UNIVERSITÀ: FUCI, SUL DECRETO 133/2008 "NON È SOLO QUESTIONE DI SOLDI" (2)

"Pur non condividendo necessariamente tutte le forme di protesta alle quali stiamo assistendo in questi giorni infuocati per l’Università italiana", l’auspicio della Fuci è che ci sia "un dibattito serio, responsabile e partecipato che coinvolga il maggior numero possibile di studenti e docenti". La Fuci evidenzia "soprattutto il grave problema di metodo che ha contraddistinto la stesura e l’approvazione del decreto". In particolare "la scelta di ricorrere ad una decretazione d’urgenza ha privato della possibilità di un confronto importante con le associazioni e i rappresentanti del mondo studentesco e dei docenti". "Il nostro auspicio è che la necessità di effettuare tagli sulla spesa pubblica – prosegue la Fuci – non colpisca in maniera indiscriminata il mondo dell’università e della ricerca, nel quale crediamo profondamente come principale propulsore e luogo di crescita fondamentale per il futuro del Paese.
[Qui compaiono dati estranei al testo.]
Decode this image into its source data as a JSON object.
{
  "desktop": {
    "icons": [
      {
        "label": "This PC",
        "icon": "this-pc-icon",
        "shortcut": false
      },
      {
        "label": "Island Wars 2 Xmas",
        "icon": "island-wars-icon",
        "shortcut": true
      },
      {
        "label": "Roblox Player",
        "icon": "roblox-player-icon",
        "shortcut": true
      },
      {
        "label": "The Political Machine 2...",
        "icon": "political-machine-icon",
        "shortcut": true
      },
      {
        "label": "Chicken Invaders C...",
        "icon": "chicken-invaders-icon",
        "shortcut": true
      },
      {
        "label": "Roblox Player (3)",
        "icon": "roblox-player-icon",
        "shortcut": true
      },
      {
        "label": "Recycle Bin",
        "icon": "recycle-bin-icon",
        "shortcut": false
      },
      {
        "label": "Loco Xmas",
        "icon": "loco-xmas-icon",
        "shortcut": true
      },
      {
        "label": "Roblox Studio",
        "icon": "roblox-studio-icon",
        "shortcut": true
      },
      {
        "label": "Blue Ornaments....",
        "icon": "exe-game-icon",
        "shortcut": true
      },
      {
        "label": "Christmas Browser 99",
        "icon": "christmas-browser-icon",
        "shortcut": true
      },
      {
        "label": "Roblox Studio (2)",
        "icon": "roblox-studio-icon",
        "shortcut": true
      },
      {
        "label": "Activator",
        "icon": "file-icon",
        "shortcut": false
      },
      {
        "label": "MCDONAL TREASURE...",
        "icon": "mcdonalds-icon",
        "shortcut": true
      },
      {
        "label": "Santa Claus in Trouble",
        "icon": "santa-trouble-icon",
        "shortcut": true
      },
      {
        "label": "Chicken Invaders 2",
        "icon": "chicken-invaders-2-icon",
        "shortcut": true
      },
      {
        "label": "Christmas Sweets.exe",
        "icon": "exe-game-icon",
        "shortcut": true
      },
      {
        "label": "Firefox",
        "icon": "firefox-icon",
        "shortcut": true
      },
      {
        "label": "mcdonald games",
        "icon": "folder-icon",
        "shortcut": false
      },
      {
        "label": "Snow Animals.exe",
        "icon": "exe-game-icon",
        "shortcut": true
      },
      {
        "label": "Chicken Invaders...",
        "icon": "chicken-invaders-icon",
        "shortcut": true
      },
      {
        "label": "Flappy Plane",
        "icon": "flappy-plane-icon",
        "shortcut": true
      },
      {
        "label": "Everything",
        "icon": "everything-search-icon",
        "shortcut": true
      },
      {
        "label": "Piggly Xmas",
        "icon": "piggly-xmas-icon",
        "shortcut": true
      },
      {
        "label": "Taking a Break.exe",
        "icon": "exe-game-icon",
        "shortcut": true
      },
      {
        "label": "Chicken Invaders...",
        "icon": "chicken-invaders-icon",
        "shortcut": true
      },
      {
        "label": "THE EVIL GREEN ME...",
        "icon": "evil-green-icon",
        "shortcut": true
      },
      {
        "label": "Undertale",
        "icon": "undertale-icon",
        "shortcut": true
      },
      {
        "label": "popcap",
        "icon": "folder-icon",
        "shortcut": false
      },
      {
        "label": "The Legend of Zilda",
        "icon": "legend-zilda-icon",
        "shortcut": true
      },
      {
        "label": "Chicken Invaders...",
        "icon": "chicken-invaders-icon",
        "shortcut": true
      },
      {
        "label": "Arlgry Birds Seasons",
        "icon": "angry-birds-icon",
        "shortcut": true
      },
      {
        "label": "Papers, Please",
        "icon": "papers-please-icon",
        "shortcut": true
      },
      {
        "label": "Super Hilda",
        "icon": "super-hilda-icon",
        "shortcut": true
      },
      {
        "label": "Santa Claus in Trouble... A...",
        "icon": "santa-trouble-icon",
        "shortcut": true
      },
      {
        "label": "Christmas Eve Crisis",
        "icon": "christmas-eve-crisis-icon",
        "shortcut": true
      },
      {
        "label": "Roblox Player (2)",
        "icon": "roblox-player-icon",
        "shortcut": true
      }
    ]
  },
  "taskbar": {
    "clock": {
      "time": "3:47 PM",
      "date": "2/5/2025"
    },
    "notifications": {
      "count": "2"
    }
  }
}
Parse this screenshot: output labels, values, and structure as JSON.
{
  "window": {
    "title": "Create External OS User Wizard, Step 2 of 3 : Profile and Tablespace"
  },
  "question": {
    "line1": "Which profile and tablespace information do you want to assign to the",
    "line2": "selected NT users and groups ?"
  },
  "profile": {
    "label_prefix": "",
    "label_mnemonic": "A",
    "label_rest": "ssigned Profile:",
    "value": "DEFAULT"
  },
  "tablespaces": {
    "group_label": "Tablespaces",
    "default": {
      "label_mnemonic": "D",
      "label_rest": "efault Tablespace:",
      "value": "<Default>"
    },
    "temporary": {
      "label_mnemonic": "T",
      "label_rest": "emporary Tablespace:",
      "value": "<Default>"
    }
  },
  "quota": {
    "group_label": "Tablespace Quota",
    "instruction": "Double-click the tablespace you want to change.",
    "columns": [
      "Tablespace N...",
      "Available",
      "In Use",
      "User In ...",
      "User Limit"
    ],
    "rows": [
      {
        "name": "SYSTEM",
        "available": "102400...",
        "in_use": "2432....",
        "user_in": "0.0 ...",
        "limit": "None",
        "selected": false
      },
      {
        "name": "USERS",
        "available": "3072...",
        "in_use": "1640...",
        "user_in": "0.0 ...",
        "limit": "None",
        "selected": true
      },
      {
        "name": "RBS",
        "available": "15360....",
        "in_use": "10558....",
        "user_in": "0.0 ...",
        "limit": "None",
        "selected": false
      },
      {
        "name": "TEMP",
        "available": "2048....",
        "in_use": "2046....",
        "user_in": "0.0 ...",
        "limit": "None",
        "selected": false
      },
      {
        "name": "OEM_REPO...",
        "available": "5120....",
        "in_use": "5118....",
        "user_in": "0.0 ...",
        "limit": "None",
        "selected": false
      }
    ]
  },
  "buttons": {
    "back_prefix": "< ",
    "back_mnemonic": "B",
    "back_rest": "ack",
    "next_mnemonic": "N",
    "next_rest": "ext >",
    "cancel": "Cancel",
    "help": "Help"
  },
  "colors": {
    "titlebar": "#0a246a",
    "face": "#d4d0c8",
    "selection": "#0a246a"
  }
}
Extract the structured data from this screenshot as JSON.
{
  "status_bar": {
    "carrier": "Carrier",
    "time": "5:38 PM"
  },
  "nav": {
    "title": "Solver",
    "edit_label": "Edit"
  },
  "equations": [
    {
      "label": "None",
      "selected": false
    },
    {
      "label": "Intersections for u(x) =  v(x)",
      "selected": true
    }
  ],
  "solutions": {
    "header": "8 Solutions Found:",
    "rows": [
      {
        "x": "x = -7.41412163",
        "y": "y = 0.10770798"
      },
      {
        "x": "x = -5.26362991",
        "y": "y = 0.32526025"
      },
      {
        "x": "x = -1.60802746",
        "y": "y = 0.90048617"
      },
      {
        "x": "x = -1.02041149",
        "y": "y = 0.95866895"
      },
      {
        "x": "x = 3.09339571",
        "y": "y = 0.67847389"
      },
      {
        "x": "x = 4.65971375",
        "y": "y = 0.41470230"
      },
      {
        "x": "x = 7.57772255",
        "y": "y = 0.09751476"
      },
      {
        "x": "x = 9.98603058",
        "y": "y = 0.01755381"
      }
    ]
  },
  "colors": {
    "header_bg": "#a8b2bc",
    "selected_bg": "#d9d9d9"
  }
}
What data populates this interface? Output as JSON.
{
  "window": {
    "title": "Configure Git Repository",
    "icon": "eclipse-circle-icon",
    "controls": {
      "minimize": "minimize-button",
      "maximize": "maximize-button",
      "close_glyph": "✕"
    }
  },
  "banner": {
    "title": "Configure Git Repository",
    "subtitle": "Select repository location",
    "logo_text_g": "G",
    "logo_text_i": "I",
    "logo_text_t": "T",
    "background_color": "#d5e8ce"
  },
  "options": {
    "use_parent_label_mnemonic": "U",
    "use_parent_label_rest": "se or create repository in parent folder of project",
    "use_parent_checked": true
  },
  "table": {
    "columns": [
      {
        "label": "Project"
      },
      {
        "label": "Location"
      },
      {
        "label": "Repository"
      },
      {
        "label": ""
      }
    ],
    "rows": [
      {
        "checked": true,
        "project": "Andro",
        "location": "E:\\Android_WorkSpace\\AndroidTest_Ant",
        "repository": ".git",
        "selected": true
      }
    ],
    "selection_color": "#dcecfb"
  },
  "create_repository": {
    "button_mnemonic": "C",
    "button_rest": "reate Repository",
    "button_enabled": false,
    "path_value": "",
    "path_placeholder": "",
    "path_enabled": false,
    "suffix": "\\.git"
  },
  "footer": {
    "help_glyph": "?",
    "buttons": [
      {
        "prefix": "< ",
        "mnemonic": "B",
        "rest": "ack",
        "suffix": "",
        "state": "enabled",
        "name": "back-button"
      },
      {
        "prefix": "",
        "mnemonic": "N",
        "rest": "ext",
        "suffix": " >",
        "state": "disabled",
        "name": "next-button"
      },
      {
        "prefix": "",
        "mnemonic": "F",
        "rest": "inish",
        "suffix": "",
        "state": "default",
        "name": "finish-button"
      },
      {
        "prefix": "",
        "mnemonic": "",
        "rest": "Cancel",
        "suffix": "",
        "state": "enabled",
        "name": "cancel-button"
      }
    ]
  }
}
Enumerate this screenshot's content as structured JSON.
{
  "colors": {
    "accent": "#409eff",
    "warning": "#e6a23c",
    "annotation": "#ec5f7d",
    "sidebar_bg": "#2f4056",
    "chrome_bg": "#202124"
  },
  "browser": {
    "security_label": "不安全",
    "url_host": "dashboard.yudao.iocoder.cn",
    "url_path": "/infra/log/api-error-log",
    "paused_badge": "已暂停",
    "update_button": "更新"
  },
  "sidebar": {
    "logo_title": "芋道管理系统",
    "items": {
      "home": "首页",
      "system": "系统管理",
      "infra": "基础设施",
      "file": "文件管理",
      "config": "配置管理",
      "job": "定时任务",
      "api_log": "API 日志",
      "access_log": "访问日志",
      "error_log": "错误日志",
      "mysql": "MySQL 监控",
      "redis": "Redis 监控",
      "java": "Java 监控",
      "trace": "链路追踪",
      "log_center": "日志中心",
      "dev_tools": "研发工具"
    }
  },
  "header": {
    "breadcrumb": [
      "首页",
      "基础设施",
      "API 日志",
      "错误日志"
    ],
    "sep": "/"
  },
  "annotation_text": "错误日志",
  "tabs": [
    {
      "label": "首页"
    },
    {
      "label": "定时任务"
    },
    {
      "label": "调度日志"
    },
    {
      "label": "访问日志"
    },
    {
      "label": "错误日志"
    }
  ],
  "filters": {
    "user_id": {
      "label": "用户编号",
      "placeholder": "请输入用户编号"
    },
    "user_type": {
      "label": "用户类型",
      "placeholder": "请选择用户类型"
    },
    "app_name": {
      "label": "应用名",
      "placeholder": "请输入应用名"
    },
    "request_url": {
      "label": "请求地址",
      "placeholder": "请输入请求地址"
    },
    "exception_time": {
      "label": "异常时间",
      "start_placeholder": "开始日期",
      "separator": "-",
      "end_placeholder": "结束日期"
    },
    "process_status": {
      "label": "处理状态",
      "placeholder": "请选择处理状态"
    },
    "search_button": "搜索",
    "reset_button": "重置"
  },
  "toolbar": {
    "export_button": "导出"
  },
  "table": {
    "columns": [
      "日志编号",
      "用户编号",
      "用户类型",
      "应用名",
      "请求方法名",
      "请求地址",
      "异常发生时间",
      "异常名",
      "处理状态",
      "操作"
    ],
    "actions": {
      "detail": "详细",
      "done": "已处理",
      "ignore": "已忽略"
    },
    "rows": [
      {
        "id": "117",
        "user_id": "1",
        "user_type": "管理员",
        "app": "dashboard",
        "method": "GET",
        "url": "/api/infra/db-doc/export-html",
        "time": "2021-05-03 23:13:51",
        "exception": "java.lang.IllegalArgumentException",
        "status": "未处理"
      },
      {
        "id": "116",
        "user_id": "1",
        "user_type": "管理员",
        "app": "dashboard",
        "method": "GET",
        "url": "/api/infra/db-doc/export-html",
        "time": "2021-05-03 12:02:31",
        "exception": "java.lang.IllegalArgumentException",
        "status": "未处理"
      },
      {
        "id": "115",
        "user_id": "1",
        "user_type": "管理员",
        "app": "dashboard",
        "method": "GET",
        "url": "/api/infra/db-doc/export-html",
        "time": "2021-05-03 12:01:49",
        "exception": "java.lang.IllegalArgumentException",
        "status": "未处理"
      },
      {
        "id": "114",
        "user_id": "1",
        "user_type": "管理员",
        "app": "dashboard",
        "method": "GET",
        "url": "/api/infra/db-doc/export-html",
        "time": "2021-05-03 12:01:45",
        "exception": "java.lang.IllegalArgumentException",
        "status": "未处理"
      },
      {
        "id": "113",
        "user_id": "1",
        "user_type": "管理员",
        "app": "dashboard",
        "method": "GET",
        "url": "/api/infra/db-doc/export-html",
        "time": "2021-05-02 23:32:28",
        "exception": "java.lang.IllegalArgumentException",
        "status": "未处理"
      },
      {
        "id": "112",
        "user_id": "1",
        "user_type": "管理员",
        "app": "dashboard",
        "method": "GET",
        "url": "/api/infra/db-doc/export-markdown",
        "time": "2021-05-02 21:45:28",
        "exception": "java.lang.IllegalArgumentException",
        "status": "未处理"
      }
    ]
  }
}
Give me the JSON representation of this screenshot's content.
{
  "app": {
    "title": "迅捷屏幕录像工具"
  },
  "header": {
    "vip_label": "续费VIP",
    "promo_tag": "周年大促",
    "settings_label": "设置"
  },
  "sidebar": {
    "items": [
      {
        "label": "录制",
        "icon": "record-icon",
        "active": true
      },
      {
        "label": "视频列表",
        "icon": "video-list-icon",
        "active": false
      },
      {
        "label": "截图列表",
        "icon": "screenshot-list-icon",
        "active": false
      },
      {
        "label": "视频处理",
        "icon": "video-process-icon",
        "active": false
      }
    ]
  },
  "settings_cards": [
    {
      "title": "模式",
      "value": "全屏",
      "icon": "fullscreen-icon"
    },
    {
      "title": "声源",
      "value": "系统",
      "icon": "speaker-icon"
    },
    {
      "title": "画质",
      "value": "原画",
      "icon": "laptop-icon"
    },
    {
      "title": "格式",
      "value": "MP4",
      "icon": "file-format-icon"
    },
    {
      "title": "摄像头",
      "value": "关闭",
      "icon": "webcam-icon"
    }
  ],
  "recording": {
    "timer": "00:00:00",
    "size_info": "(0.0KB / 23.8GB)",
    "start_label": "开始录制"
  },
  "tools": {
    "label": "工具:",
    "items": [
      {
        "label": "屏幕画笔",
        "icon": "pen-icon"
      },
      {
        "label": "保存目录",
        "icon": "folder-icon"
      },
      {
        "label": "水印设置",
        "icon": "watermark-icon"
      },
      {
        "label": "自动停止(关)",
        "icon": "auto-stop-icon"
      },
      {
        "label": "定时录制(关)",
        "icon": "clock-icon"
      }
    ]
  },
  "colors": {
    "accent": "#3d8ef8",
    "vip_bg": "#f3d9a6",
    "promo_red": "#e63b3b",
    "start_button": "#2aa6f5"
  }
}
Auspichiamo invece che si sviluppi un rinnovato concetto di valutazione della qualità dei nostri atenei, a cui corrispondano anche finanziamenti meglio distribuiti e più congrui e un maggiore investimento sulla didattica e la ricerca, assolutamente necessario per non rallentare ulteriormente lo sviluppo scientifico del nostro Paese".